2.1.2. Bag-of-Audio-Words (BoAW) Approach
- The bag-of-audio-words (BoAW) approach was derived from the concept of bag-of-words.
- When calculating the histograms, each LLD/delta is assigned to the 10 audio words from the codebook having the lowest Euclidean distance.
- In this study, both BoAW representations from the LLDs and their deltas are concatenated.
- Finally, SVM is used.
3. DL Model Study
- 3 typical DL methods, i.e., the deep spectrum transfer learning method (see Fig. 6) by using pretrained DL models, recurrent sequence-to-sequence autoencoders (S2SAE), and end-to-end (E2E) learning models.
3.1. Deep Spectrum Transfer Learning
- In this method, heart sound signals are firstly transformed into Mel-spectrograms (128 Mel frequency bands are computed) using a Hanning window with 32-ms width and 16-ms overlap.
- Then, the spectrograms are fed into pretrained deep convolutional neural networks.
- Finally, the activations of the “avg_pool” later of the network are extracted as the higher representations for building the ML model (SVM in this study).
- For the pretrained CNNs, ResNet-50, VGG-16, VGG-19, AlexNet, and GoogLeNet, are evaluated.
3.2. Recurrent S2SAEs
- First, Mel-scale spectrograms are generated from the raw heart sound.
- Then, power levels are clipped below certain predefined thresholds in those spectrograms to eliminate some background noise.
- Then, in an unsupervised scenario, i.e., without any labels, a distinct recurrent S2SAE is trained on each of those sets of spectrograms.

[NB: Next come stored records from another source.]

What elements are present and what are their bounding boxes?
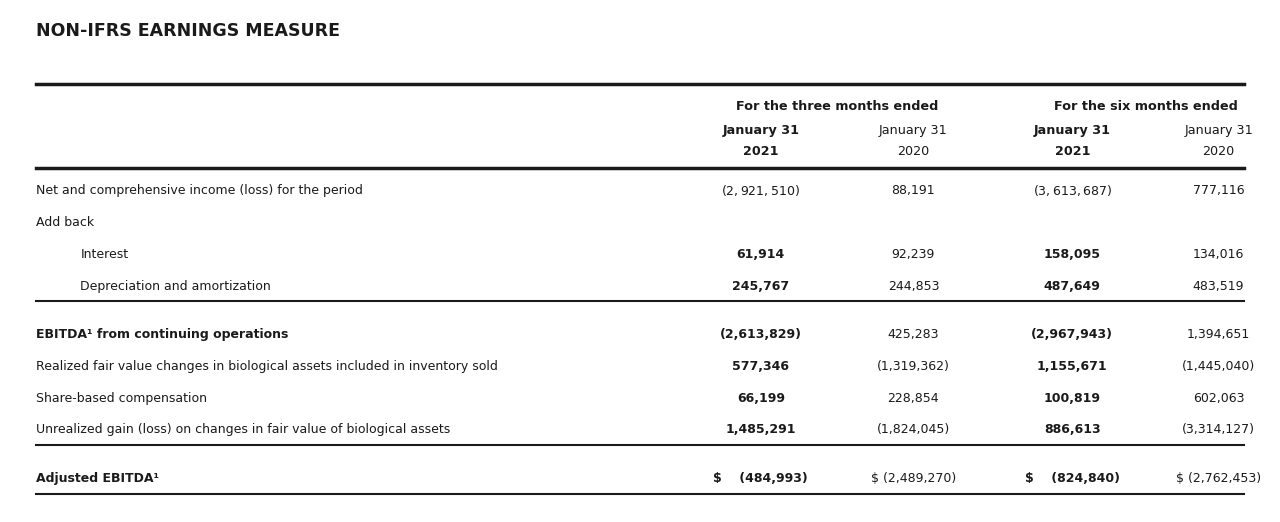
Text: $ (2,762,453): $ (2,762,453)	[1176, 472, 1261, 485]
Text: January 31: January 31	[1184, 124, 1253, 137]
Text: $ (2,921,510) $: $ (2,921,510) $	[722, 183, 800, 198]
Text: Adjusted EBITDA¹: Adjusted EBITDA¹	[36, 472, 159, 485]
Text: (1,445,040): (1,445,040)	[1181, 360, 1256, 373]
Text: EBITDA¹ from continuing operations: EBITDA¹ from continuing operations	[36, 328, 288, 341]
Text: 1,485,291: 1,485,291	[726, 423, 796, 436]
Text: 2021: 2021	[1055, 145, 1091, 158]
Text: Share-based compensation: Share-based compensation	[36, 392, 207, 405]
Text: January 31: January 31	[1034, 124, 1111, 137]
Text: January 31: January 31	[879, 124, 947, 137]
Text: 158,095: 158,095	[1044, 248, 1101, 261]
Text: 777,116: 777,116	[1193, 184, 1244, 197]
Text: (1,319,362): (1,319,362)	[877, 360, 950, 373]
Text: $ (2,489,270): $ (2,489,270)	[870, 472, 956, 485]
Text: 425,283: 425,283	[887, 328, 940, 341]
Text: 92,239: 92,239	[892, 248, 936, 261]
Text: Realized fair value changes in biological assets included in inventory sold: Realized fair value changes in biologica…	[36, 360, 498, 373]
Text: Depreciation and amortization: Depreciation and amortization	[81, 280, 271, 293]
Text: 61,914: 61,914	[737, 248, 785, 261]
Text: 245,767: 245,767	[732, 280, 790, 293]
Text: 487,649: 487,649	[1044, 280, 1101, 293]
Text: 1,394,651: 1,394,651	[1187, 328, 1251, 341]
Text: 2021: 2021	[744, 145, 778, 158]
Text: 577,346: 577,346	[732, 360, 790, 373]
Text: Add back: Add back	[36, 216, 95, 229]
Text: 2020: 2020	[1202, 145, 1235, 158]
Text: 244,853: 244,853	[887, 280, 940, 293]
Text: Net and comprehensive income (loss) for the period: Net and comprehensive income (loss) for …	[36, 184, 362, 197]
Text: For the six months ended: For the six months ended	[1053, 100, 1238, 113]
Text: $    (484,993): $ (484,993)	[713, 472, 808, 485]
Text: January 31: January 31	[722, 124, 799, 137]
Text: 886,613: 886,613	[1044, 423, 1101, 436]
Text: 228,854: 228,854	[887, 392, 940, 405]
Text: NON-IFRS EARNINGS MEASURE: NON-IFRS EARNINGS MEASURE	[36, 22, 340, 40]
Text: 88,191: 88,191	[892, 184, 936, 197]
Text: 2020: 2020	[897, 145, 929, 158]
Text: 602,063: 602,063	[1193, 392, 1244, 405]
Text: (2,967,943): (2,967,943)	[1032, 328, 1114, 341]
Text: (1,824,045): (1,824,045)	[877, 423, 950, 436]
Text: 1,155,671: 1,155,671	[1037, 360, 1107, 373]
Text: (3,314,127): (3,314,127)	[1183, 423, 1256, 436]
Text: Interest: Interest	[81, 248, 128, 261]
Text: $    (824,840): $ (824,840)	[1025, 472, 1120, 485]
Text: Unrealized gain (loss) on changes in fair value of biological assets: Unrealized gain (loss) on changes in fai…	[36, 423, 451, 436]
Text: 100,819: 100,819	[1044, 392, 1101, 405]
Text: $ (3,613,687) $: $ (3,613,687) $	[1033, 183, 1112, 198]
Text: For the three months ended: For the three months ended	[736, 100, 938, 113]
Text: 66,199: 66,199	[737, 392, 785, 405]
Text: 483,519: 483,519	[1193, 280, 1244, 293]
Text: 134,016: 134,016	[1193, 248, 1244, 261]
Text: (2,613,829): (2,613,829)	[719, 328, 801, 341]
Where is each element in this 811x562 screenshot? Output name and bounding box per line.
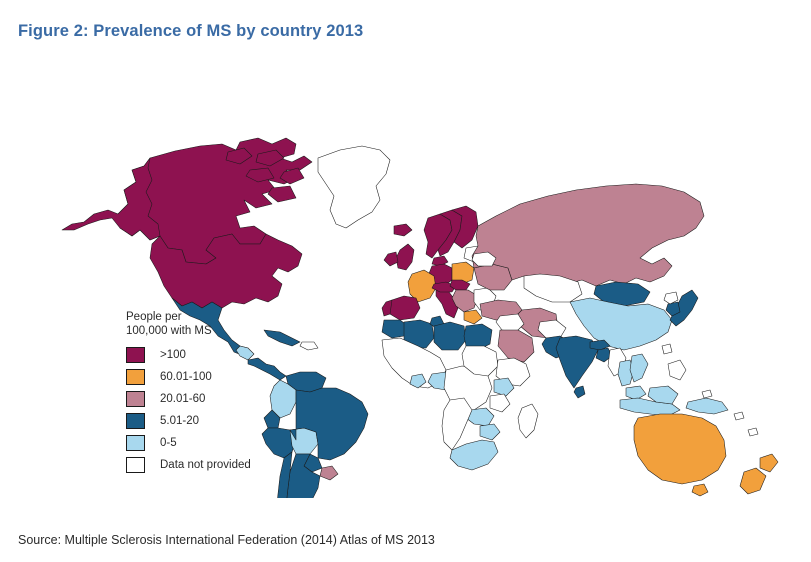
- page-title: Figure 2: Prevalence of MS by country 20…: [18, 22, 364, 40]
- legend-label-no-data: Data not provided: [160, 459, 251, 471]
- legend-swatch-60-100: [126, 369, 145, 385]
- country-thailand: [618, 360, 634, 386]
- country-tasmania: [692, 484, 708, 496]
- country-belarus: [472, 252, 496, 266]
- country-mongolia: [594, 282, 650, 306]
- country-borneo: [648, 386, 678, 404]
- country-canada-arctic-isles: [226, 148, 304, 202]
- country-sri-lanka: [574, 386, 585, 398]
- country-ghana: [410, 374, 426, 388]
- country-chile: [272, 452, 292, 498]
- country-south-korea: [666, 302, 680, 316]
- country-iceland: [394, 224, 412, 236]
- legend-label-60-100: 60.01-100: [160, 371, 212, 383]
- country-finland: [452, 206, 478, 248]
- world-map-svg: [0, 58, 811, 498]
- country-tanzania: [490, 394, 510, 412]
- country-vietnam: [630, 354, 648, 382]
- country-greenland: [318, 146, 390, 228]
- country-cuba: [264, 330, 300, 346]
- country-kazakhstan: [524, 274, 582, 302]
- country-new-zealand-north: [760, 454, 778, 472]
- legend-item-0-5: 0-5: [126, 432, 296, 454]
- legend-item-gt100: >100: [126, 344, 296, 366]
- legend-swatch-gt100: [126, 347, 145, 363]
- country-north-korea: [664, 292, 678, 304]
- map-legend: People per 100,000 with MS >100 60.01-10…: [126, 310, 296, 476]
- legend-swatch-20-60: [126, 391, 145, 407]
- country-hispaniola: [300, 342, 318, 350]
- country-taiwan: [662, 344, 672, 354]
- legend-swatch-no-data: [126, 457, 145, 473]
- legend-label-20-60: 20.01-60: [160, 393, 206, 405]
- country-zimbabwe: [480, 424, 500, 440]
- legend-swatch-0-5: [126, 435, 145, 451]
- country-australia: [634, 414, 726, 484]
- country-brazil: [290, 388, 368, 460]
- country-bangladesh: [596, 348, 612, 362]
- country-kenya: [494, 378, 514, 396]
- legend-item-20-60: 20.01-60: [126, 388, 296, 410]
- legend-item-60-100: 60.01-100: [126, 366, 296, 388]
- country-france: [408, 270, 436, 302]
- country-new-zealand-south: [740, 468, 766, 494]
- country-libya: [434, 322, 466, 350]
- world-map: [0, 58, 811, 498]
- country-colombia: [270, 380, 296, 418]
- country-indonesia: [620, 398, 680, 416]
- legend-label-0-5: 0-5: [160, 437, 177, 449]
- country-philippines: [668, 360, 686, 380]
- country-uruguay: [320, 466, 338, 480]
- legend-item-no-data: Data not provided: [126, 454, 296, 476]
- legend-swatch-5-20: [126, 413, 145, 429]
- country-india: [556, 336, 598, 388]
- country-hungary-balkans: [452, 290, 478, 312]
- country-sudan: [462, 346, 498, 376]
- country-portugal: [382, 300, 392, 316]
- country-nepal-bhutan: [590, 340, 610, 350]
- legend-title: People per 100,000 with MS: [126, 311, 212, 337]
- country-malaysia: [626, 386, 646, 400]
- legend-item-5-20: 5.01-20: [126, 410, 296, 432]
- country-alaska: [62, 158, 160, 240]
- country-switzerland-austria: [432, 282, 456, 292]
- country-china: [570, 298, 672, 350]
- country-angola-namibia: [442, 398, 472, 450]
- legend-label-5-20: 5.01-20: [160, 415, 200, 427]
- country-islands-pacific: [702, 390, 758, 436]
- country-greece: [464, 310, 482, 324]
- country-central-america: [248, 358, 286, 380]
- country-south-africa: [450, 440, 498, 470]
- source-note: Source: Multiple Sclerosis International…: [18, 533, 435, 547]
- country-saudi-arabia: [498, 330, 534, 362]
- country-algeria: [404, 320, 434, 348]
- country-papua-new-guinea: [686, 398, 728, 414]
- country-ireland: [384, 252, 398, 266]
- country-madagascar: [518, 404, 538, 438]
- country-russia: [472, 184, 704, 286]
- country-poland: [452, 262, 474, 284]
- legend-label-gt100: >100: [160, 349, 186, 361]
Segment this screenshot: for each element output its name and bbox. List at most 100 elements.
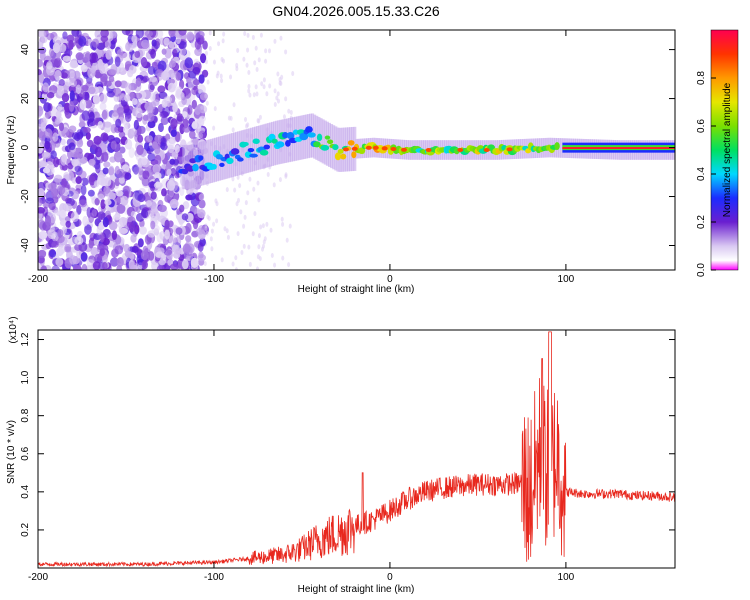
spectrogram-cell (102, 217, 109, 228)
spectrogram-cell (118, 131, 126, 139)
spectrogram-cell (212, 125, 216, 131)
spectrogram-cell (284, 96, 288, 102)
spectrogram-cell (151, 203, 160, 214)
spectrogram-cell (101, 261, 108, 270)
spectrogram-cell (247, 84, 251, 90)
spectrogram-cell (103, 185, 111, 195)
spectrogram-cell (286, 132, 295, 140)
spectrogram-cell (75, 84, 82, 95)
spectrogram-cell (185, 222, 192, 234)
spectrogram-cell (110, 257, 119, 267)
spectrogram-cell (57, 85, 65, 96)
spectrogram-cell (97, 121, 104, 129)
spectrogram-cell (280, 216, 284, 222)
spectrogram-cell (99, 102, 107, 111)
spectrogram-cell (285, 140, 291, 147)
spectrogram-cell (73, 152, 82, 159)
spectrogram-cell (283, 118, 287, 164)
spectrogram-cell (334, 152, 342, 161)
spectrogram-cell (248, 176, 252, 182)
spectrogram-cell (255, 266, 259, 270)
spectrogram-cell (125, 42, 131, 52)
spectrogram-peak (351, 146, 358, 151)
spectrogram-cell (123, 108, 133, 116)
spectrogram-cell (147, 230, 156, 238)
spectrogram-cell (159, 110, 169, 119)
spectrogram-cell (103, 161, 111, 168)
spectrogram-cell (278, 77, 282, 83)
colorbar: 0.0 0.2 0.4 0.6 0.8 Normalized spectral ampl… (696, 29, 739, 277)
spectrogram-cell (275, 95, 279, 101)
spectrogram-cell (68, 142, 76, 151)
spectrogram-cell (56, 246, 64, 257)
spectrogram-cell (54, 69, 62, 81)
spectrogram-cell (38, 90, 41, 99)
spectrogram-cell (39, 50, 46, 61)
spectrogram-cell (91, 38, 100, 48)
spectrogram-cell (53, 156, 60, 168)
spectrogram-cell (231, 176, 235, 182)
spectrogram-cell (554, 142, 560, 151)
spectrogram-cell (144, 30, 154, 37)
spectrogram-cell (128, 223, 136, 233)
spectrogram-cell (154, 154, 162, 166)
spectrogram-cell (261, 246, 265, 252)
spectrogram-cell (323, 120, 327, 165)
spectrogram-cell (115, 118, 122, 128)
spectrogram-cell (38, 249, 47, 259)
spectrogram-cell (150, 220, 156, 230)
spectrogram-cell (337, 148, 344, 154)
spectrogram-cell (245, 123, 249, 129)
spectrogram-cell (108, 221, 118, 231)
spectrogram-cell (131, 98, 138, 105)
spectrogram-cell (87, 189, 95, 197)
spectrogram-cell (147, 152, 156, 162)
spectrogram-cell (74, 236, 84, 245)
spectrogram-cell (75, 52, 84, 61)
spectrogram-cell (78, 35, 87, 47)
spectrogram-cell (140, 57, 148, 68)
spectrogram-cell (217, 41, 221, 47)
spectrogram-cell (84, 224, 92, 235)
spectrogram-cell (139, 226, 147, 235)
spectrogram-cell (105, 177, 112, 187)
spectrogram-cell (289, 109, 293, 115)
spectrogram-cell (54, 117, 61, 125)
spectrogram-cell (219, 162, 225, 167)
y-tick-label: 0.8 (20, 408, 31, 422)
spectrogram-cell (51, 240, 59, 248)
spectrogram-cell (174, 145, 180, 154)
spectrogram-cell (63, 48, 73, 57)
figure-title: GN04.2026.005.15.33.C26 (272, 3, 440, 19)
spectrogram-cell (191, 86, 199, 96)
spectrogram-cell (276, 91, 280, 97)
spectrogram-cell (164, 219, 170, 230)
spectrogram-cell (273, 262, 277, 268)
spectrogram-cell (211, 138, 215, 183)
spectrogram-cell (324, 135, 331, 140)
spectrogram-cell (78, 199, 88, 208)
spectrogram-cell (185, 194, 193, 201)
spectrogram-cell (205, 230, 209, 236)
spectrogram-cell (178, 40, 187, 49)
spectrogram-cell (281, 255, 285, 261)
spectrogram-cell (95, 86, 104, 93)
spectrogram-cell (198, 130, 206, 139)
spectrogram-cell (239, 130, 243, 175)
spectrogram-cell (235, 201, 239, 207)
spectrogram-cell (197, 84, 206, 95)
spectrogram-cell (251, 231, 255, 237)
spectrogram-cell (186, 251, 194, 262)
spectrogram-cell (92, 111, 100, 120)
spectrogram-cell (38, 231, 48, 240)
spectrogram-cell (248, 92, 252, 98)
spectrogram-cell (194, 106, 202, 116)
spectrogram-cell (204, 225, 208, 231)
spectrogram-cell (197, 142, 201, 187)
spectrogram-cell (264, 58, 268, 64)
spectrogram-cell (258, 114, 262, 120)
x-tick-label: -100 (204, 572, 224, 583)
spectrogram-cell (46, 91, 55, 99)
spectrogram-cell (204, 50, 208, 56)
spectrogram-cell (164, 47, 172, 59)
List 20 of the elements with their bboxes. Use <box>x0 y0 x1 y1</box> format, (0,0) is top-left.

- Finally, the learnt representations of a spectrogram are concatenated to be the feature vector for the corresponding instance.
3.3. End-to-end (E2E) Learning
- The E2E model utilizes a series of CNNs and/or recurrent neural networks (RNNs) to extract higher representations directly from the raw heart sound audio waveforms.
- (However, it seems that only some simple/shallow CNNs and RNNs are used here.)
4. Benchmarking Results
We can see that, for both Task 1 and Task 2, the ComParE feature set-based models dominate the best performances.
- A late fusion (by majority vote) of the best 4 models reaches a comparable performance. For Task 1, the best fusion model yields to the best single model (UAR: 47.2% versus 48.8%). For Task 2, the best fusion model has a very slight improvement compared to the best single model (UAR: 58.7% versus 58.6%).
5. Limitations
- The extreme data imbalance characteristic is still the first challenge for limiting the current performances of all the models.
- Secondly, fundamental studies on heart sound feature analysis are lacking. More advanced signal processing should be investigated such as tunable-Q wavelet transformation [55], scaled spectrogram, and tensor decomposition [56].
- Thirdly, the big gap between the performances on the dev and the test sets should be overcome.
- Last but not least, more attentions and contributions should be attracted to this field.